Today’s blog is all about a coffee morning Rory attended held in Bristol on Saturday the 19th of November, which was hosted by AKU Patient Ann Kerrigan.
Last weekend, Rory travelled to Bristol to take part in the first of our 2016 Garrod day coffee mornings. The entire event was organised by Ann Kerrigan, a patient and vocal advocate for The AKU Society.
Garrod Day is a national AKU awareness day, coined by the AKU Society to celebrate Sir Archibald Garrod’s birthday, the man who discovered the world’s first genetic disease (AKU) back in 1902. Last year we held our first coffee morning to commemorate this important figure for AKU and to raise funds along the way. This year we have coffee mornings being held in Jordan, Australia, Germany and all over the UK. The event in Bristol was the perfect way to kick off our celebrations.
Rory’s day started on the train from Cambridge to Bristol and the most notable event was someone watching the Paddington Bear film, whilst sitting in Paddington station.
It was a rather gloomy start in Bristol with grey skies and drizzle but things soon brightened up as things kicked off at Saint Bernadette’s parish hall.

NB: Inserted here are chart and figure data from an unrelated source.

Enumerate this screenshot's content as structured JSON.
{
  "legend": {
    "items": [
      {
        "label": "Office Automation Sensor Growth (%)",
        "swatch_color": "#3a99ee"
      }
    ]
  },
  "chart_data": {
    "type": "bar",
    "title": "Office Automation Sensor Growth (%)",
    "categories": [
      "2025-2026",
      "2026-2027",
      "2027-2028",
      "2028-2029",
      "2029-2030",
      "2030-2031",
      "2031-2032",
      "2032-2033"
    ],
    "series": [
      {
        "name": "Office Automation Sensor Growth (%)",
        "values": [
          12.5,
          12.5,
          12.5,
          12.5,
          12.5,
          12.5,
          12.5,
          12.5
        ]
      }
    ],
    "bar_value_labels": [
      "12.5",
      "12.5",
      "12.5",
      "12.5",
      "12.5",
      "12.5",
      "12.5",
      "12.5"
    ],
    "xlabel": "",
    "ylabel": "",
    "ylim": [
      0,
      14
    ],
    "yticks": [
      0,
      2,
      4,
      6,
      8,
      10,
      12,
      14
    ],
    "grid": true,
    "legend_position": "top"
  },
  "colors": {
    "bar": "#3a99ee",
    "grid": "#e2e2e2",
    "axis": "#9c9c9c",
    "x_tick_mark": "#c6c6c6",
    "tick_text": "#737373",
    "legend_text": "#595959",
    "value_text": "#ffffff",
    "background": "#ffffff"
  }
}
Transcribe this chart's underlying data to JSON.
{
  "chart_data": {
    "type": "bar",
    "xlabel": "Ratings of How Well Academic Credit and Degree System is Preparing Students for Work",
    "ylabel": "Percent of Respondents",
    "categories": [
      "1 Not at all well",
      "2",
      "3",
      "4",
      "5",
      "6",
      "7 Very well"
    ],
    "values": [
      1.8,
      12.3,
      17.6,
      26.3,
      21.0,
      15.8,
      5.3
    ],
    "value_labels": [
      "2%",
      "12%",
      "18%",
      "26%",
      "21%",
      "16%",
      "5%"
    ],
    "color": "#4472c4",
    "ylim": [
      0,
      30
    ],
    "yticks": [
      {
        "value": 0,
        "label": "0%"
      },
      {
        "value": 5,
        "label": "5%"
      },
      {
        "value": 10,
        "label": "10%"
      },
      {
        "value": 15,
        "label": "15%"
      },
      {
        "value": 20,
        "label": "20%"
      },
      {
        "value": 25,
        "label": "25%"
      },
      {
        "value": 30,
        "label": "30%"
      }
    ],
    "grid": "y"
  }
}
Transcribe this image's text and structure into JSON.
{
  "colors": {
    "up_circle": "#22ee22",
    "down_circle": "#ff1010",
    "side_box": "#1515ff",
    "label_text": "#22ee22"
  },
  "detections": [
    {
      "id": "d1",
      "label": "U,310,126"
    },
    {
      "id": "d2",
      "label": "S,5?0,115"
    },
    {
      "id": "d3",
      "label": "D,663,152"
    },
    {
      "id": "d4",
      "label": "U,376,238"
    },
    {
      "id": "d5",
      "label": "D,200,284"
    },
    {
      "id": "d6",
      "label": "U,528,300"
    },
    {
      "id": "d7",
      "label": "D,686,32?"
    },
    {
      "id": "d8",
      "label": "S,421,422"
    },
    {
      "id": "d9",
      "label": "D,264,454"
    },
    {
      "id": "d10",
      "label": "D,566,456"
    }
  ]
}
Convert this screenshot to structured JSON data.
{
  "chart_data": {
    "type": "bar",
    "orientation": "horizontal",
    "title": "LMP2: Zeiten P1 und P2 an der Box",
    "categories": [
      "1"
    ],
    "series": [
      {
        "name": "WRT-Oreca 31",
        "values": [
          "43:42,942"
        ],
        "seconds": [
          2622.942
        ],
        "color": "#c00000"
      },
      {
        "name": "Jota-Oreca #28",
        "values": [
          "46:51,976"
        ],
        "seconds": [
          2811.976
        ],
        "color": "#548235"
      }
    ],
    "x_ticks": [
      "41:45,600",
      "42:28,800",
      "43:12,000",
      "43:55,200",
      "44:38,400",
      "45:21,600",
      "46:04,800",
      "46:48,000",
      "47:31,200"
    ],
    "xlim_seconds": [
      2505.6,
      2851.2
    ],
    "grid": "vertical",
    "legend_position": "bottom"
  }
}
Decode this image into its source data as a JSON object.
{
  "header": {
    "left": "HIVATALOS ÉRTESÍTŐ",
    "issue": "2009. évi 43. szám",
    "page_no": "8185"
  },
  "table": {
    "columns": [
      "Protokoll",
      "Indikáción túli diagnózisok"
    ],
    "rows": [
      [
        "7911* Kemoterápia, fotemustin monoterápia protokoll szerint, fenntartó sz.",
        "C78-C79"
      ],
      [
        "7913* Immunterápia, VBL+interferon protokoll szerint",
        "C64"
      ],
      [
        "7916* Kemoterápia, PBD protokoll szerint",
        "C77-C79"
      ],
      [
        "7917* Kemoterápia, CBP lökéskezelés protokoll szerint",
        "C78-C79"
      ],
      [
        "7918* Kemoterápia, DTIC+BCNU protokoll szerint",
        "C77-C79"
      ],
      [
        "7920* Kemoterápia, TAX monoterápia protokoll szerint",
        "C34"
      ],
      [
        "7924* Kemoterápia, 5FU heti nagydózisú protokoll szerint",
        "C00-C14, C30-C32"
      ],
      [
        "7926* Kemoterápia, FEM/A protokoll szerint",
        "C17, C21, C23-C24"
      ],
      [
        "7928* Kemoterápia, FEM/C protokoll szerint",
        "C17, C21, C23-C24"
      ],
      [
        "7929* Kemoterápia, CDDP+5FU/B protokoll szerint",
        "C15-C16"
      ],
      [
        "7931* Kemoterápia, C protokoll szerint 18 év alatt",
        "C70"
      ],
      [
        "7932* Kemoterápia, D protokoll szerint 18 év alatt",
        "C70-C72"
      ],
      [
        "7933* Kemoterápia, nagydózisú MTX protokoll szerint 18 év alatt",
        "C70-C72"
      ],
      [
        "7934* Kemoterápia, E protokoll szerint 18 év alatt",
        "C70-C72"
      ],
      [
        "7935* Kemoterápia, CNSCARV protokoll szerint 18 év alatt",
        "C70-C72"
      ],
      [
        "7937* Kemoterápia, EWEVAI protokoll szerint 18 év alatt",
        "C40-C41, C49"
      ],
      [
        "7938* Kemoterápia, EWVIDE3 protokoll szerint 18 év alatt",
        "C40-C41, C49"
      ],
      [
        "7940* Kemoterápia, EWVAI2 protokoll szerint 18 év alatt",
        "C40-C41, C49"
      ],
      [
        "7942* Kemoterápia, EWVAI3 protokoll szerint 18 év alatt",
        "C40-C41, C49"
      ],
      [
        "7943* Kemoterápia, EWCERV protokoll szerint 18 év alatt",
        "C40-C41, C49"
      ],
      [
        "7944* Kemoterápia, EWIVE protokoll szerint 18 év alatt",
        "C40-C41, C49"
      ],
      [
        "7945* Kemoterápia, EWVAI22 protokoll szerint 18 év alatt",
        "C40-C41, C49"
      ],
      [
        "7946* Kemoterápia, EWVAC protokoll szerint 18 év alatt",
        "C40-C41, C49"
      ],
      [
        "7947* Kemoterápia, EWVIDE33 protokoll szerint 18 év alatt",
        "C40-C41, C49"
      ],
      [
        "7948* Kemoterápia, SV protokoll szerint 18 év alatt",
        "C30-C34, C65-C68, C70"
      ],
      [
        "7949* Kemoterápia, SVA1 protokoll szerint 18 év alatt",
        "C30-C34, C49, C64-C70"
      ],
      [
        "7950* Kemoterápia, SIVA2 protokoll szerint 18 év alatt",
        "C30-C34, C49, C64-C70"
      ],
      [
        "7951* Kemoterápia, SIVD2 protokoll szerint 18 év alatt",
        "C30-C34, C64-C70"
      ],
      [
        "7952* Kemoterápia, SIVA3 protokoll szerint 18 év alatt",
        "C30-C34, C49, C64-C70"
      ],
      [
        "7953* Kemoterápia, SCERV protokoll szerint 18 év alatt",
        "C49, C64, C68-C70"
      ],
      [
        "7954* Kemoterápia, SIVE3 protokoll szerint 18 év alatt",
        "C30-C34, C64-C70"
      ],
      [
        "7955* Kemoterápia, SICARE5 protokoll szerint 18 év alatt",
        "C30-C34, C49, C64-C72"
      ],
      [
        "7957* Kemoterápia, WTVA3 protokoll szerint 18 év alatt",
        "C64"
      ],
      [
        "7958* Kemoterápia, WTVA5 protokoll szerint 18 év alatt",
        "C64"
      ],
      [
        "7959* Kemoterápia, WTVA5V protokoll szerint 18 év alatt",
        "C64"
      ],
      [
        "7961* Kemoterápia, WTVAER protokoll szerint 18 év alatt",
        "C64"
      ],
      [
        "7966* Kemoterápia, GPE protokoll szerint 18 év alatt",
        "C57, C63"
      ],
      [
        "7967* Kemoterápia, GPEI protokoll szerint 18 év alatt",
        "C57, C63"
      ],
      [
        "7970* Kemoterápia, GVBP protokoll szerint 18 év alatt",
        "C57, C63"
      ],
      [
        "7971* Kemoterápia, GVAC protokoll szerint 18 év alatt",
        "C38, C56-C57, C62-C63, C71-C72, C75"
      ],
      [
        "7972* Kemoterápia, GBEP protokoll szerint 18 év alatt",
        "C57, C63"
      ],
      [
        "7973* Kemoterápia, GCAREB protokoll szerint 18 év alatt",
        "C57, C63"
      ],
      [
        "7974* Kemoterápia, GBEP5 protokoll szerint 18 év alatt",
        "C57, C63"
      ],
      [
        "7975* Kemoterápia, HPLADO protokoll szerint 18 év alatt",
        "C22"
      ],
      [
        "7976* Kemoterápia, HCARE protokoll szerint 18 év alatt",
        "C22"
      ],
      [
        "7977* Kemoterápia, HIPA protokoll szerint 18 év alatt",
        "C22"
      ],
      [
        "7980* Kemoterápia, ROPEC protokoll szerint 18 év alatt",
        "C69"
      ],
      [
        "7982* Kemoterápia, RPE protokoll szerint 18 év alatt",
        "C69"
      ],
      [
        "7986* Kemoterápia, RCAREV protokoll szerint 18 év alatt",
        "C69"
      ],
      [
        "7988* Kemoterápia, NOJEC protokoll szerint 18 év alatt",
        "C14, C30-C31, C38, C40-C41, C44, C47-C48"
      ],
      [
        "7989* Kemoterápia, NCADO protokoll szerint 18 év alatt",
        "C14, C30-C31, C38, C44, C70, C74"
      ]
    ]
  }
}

Ann worked tirelessly to make sure that things were ready just before the doors opened. Everything was in place for when people started to arrive at 10:00 am. After half an hour the grey skies cleared and the sun brought along a swathe of people.
The centrepiece of things being sold was a special 12” AKU cake that looked too good to cut into. They were also able to sell Christmas cards and raffle tickets, as well as a variety of cakes and hot drinks. The most popular cakes were ones that Ann baked herself, with a carrot cake disappearing particularly fast. Thanks to the efforts of Ann and other volunteers, over £120 was raised for AKU patients.
It was also a great event for telling people about the disease, with many people stating that they hadn’t heard of it until the coffee morning. Such events are crucial for spreading knowledge about AKU, which is especially important for such a rare disease. Adults and children had a nice time eating cake and learning about our cause. After his congregation, the priest even came along to enjoy a brownie and some carrot cake.
It was inspirational to see Ann work so hard and enthusiastically. Rory had trouble keeping up with her as she moved from one thing to the next. She said that she would probably not be able to move the next day but that didn’t stop her from completing the great event.